Este movimento está na génese da elaboração dos direitos básicos do consumidor, que, no nosso país, de acordo com o Portal do Consumidor, são:

  • O direito à proteção da saúde e segurança física – É proibido o fornecimento de bens ou a prestação de serviços que, em condições de uso normal ou previsível, incluindo a duração, impliquem riscos incompatíveis com a sua utilização, não aceitáveis de acordo com um nível elevado de proteção da saúde e da segurança física das pessoas;
  • O direito à qualidade dos bens ou serviços – Os bens e os serviços destinados ao consumo devem ser aptos a satisfazer os fins a que se destinam e produzir os efeitos que se lhes atribuem, segundo as normas legalmente estabelecidas, ou, na falta delas, de modo adequado às legítimas expectativas do consumidor;
  • O direito à proteção dos interesses económicos – O consumidor tem direito à proteção dos seus interesses económicos, impondo-se nas relações jurídicas de consumo a igualdade material dos intervenientes, a lealdade e a boa-fé, nos preliminares, na formação e ainda na vigência dos contratos;
  • O direito à prevenção e à reparação de prejuízos – Ação inibitória de práticas ilegais ou lesivas – o direito de ação inibitória destinada a prevenir, corrigir ou fazer cessar práticas lesivas dos direitos do consumidor, acompanhada pela possibilidade de a sentença proferida em ação inibitória poder ser acompanhada de sanção pecuniária compulsória;
  • O direito à formação e à educação para o consumo – Incumbe ao Estado a promoção de uma política educativa para os consumidores, através da inserção nos programas e nas atividades escolares, bem como nas ações de educação permanente, de matérias relacionadas com o consumo e os direitos dos consumidores, usando, designadamente, os meios tecnológicos próprios numa sociedade de informação;
  • O direito à informação para o consumo – Incumbe ao Estado, às regiões autónomas e às autarquias locais desenvolver ações e adotar medidas tendentes à informação em geral do consumidor (…). O fornecedor de bens ou prestador de serviços deve, tanto nas negociações como na celebração de um contrato, informar de forma clara, objetiva e adequada o consumidor, nomeadamente, sobre características, composição e preço do bem ou serviço, bem como sobre o período de vigência do contrato, garantias, prazos de entrega e assistência após o negócio jurídico;
  • O direito à representação e consulta – O consumidor tem direito à participação, por via representativa, na definição legal ou administrativa dos seus direitos e interesses;
  • O direito à proteção jurídica e a uma justiça acessível e pronta – O consumidor pode recorrer à justiça para defender os seus direitos, ficando isento de preparos de custas judiciais nos processos em que seja parte e cuja resolução deve ser a mais célere possível.

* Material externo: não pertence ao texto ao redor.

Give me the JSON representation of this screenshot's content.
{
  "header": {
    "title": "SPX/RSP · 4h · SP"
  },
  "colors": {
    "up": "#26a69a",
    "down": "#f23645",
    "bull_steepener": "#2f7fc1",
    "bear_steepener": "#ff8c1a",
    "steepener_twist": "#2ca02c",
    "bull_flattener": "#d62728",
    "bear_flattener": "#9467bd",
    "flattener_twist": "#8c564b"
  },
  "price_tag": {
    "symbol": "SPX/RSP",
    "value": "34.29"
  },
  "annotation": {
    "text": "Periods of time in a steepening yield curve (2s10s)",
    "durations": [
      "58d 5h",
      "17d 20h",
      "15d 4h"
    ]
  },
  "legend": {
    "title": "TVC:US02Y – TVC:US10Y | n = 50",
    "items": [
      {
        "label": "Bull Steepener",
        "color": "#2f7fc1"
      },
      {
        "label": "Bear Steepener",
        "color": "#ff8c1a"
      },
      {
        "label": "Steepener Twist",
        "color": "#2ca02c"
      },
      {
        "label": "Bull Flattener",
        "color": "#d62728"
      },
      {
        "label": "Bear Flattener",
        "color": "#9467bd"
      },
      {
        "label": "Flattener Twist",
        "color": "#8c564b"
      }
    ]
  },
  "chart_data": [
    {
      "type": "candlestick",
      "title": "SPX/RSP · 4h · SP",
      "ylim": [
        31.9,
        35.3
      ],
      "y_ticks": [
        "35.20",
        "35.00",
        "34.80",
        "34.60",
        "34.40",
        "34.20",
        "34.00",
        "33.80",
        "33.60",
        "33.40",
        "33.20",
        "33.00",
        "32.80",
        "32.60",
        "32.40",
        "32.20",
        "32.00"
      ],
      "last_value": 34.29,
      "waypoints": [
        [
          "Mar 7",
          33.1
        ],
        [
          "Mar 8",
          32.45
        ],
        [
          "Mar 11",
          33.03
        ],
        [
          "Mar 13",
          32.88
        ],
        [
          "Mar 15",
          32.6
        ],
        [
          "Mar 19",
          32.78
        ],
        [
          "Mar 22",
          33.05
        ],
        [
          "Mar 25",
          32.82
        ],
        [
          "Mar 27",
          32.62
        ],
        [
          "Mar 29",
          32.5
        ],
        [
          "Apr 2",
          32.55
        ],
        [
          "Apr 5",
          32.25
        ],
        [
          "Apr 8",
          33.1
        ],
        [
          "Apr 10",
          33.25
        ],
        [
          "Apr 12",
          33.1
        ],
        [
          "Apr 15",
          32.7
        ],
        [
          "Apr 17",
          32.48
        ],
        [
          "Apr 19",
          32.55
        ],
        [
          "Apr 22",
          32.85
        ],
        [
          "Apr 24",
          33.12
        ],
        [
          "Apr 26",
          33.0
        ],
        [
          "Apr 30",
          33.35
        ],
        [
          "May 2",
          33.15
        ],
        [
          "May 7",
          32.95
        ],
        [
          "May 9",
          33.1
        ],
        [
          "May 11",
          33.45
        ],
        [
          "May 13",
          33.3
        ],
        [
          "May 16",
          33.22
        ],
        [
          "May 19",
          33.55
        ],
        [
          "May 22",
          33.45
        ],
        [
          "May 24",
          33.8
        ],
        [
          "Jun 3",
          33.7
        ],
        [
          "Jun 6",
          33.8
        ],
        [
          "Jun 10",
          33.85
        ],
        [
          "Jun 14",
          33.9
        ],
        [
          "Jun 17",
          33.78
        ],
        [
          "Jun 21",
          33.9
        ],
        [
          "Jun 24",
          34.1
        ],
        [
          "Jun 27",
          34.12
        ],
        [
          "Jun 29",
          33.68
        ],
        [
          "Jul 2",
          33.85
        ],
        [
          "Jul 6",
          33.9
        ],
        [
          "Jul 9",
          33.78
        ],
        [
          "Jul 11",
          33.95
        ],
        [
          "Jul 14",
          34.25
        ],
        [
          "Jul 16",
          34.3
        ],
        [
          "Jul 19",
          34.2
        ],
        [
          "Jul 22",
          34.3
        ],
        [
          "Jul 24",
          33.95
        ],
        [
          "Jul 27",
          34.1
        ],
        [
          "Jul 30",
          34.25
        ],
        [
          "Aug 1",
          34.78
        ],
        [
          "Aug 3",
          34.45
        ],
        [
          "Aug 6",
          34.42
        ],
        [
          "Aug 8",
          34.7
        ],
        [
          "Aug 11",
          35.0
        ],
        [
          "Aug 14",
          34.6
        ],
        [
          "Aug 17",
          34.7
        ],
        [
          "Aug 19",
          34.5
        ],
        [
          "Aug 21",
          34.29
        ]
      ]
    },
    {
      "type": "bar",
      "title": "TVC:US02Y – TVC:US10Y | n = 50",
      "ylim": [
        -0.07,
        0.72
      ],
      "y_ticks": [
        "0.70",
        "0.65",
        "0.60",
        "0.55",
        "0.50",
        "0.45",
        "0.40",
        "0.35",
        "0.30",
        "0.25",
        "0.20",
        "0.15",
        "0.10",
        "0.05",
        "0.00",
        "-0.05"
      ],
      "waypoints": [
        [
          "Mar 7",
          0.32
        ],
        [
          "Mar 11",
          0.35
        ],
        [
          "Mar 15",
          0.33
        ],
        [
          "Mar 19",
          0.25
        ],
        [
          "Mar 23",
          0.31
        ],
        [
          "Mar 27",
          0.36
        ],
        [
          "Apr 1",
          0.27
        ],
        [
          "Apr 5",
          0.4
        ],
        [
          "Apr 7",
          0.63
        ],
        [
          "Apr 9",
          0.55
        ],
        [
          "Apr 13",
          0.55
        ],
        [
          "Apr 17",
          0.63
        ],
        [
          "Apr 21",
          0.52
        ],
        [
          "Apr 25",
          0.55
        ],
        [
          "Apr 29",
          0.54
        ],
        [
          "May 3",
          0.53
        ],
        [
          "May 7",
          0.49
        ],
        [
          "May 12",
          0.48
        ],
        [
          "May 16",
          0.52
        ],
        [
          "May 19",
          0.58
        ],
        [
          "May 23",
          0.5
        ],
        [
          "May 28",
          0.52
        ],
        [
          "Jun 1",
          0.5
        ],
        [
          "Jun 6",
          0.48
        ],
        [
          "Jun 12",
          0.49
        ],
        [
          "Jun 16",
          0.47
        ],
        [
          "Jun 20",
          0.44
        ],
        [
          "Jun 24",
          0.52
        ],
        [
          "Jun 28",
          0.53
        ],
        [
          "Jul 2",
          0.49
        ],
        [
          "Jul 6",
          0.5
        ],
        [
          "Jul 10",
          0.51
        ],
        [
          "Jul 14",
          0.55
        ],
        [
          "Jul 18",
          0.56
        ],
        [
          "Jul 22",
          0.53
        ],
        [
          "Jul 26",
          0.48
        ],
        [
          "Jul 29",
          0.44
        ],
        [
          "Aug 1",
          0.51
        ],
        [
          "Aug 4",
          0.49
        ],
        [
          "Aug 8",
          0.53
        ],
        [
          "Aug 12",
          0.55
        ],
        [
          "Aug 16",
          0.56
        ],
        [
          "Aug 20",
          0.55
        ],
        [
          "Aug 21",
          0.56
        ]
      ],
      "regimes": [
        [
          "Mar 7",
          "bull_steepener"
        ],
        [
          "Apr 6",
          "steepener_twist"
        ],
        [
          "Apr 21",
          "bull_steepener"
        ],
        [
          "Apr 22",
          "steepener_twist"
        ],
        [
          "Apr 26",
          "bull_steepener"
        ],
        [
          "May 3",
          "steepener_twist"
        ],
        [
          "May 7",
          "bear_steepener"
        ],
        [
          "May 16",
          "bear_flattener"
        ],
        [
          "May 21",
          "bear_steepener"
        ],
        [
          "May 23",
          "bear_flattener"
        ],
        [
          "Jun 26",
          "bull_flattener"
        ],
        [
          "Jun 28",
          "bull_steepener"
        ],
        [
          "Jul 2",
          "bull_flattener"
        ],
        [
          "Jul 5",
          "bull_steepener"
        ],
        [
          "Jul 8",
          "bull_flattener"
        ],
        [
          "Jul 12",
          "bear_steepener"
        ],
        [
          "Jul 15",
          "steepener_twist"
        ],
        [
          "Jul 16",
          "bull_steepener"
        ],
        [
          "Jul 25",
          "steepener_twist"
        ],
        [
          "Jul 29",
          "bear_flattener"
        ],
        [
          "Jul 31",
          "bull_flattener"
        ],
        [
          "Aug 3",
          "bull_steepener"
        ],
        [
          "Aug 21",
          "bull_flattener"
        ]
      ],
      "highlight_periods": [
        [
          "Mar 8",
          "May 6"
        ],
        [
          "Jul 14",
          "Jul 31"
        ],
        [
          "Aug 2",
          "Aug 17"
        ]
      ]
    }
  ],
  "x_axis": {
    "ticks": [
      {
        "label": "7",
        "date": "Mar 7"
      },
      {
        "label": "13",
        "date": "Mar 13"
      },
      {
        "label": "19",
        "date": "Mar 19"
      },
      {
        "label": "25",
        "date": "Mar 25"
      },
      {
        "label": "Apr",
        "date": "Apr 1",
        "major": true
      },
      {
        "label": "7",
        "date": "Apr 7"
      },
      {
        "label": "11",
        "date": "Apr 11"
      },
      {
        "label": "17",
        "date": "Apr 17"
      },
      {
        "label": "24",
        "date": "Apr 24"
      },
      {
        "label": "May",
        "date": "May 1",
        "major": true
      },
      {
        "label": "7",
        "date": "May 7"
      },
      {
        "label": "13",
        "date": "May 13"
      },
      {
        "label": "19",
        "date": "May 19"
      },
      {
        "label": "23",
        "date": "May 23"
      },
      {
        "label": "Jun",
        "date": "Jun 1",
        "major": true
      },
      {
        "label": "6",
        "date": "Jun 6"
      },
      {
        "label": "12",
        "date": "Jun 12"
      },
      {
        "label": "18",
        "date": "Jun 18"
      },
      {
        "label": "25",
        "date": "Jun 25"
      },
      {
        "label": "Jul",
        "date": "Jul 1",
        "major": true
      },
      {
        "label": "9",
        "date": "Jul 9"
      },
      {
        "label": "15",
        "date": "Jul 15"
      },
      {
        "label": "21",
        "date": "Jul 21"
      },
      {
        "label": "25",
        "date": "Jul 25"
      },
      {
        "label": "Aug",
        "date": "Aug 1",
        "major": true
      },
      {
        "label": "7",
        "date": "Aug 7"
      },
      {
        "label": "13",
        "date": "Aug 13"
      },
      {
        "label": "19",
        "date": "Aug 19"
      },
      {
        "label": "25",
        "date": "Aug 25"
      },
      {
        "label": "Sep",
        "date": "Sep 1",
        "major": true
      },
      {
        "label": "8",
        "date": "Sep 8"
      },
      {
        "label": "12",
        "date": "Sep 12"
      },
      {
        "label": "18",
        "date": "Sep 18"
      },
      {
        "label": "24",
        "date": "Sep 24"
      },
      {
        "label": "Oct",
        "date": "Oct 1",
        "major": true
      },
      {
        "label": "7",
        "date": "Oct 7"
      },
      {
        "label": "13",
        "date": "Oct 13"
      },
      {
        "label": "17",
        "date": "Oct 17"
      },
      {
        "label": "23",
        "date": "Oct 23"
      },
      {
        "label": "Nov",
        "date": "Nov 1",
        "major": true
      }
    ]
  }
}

Os seus direitos foram postos em causa? Reclame

Sempre que se sentir lesado, deve reclamar, quer através de contacto direto com o vendedor/prestador de serviços ou através da utilização do Livro de Reclamações, obrigatório em todas as lojas ou estabelecimentos com atendimento ao público, incluindo serviços e organismos da Administração Pública ou do site desenvolvido para o efeito. Desta forma estará a possibilitar que os agentes económicos adequem as ofertas às suas necessidades, bem como às de outros consumidores, e simultaneamente a informar as autoridades responsáveis sobre os diferentes problemas que afetam os consumidores. Leia as instruções, escreva de forma clara, concisa e legível, e preencha todos os campos solicitados.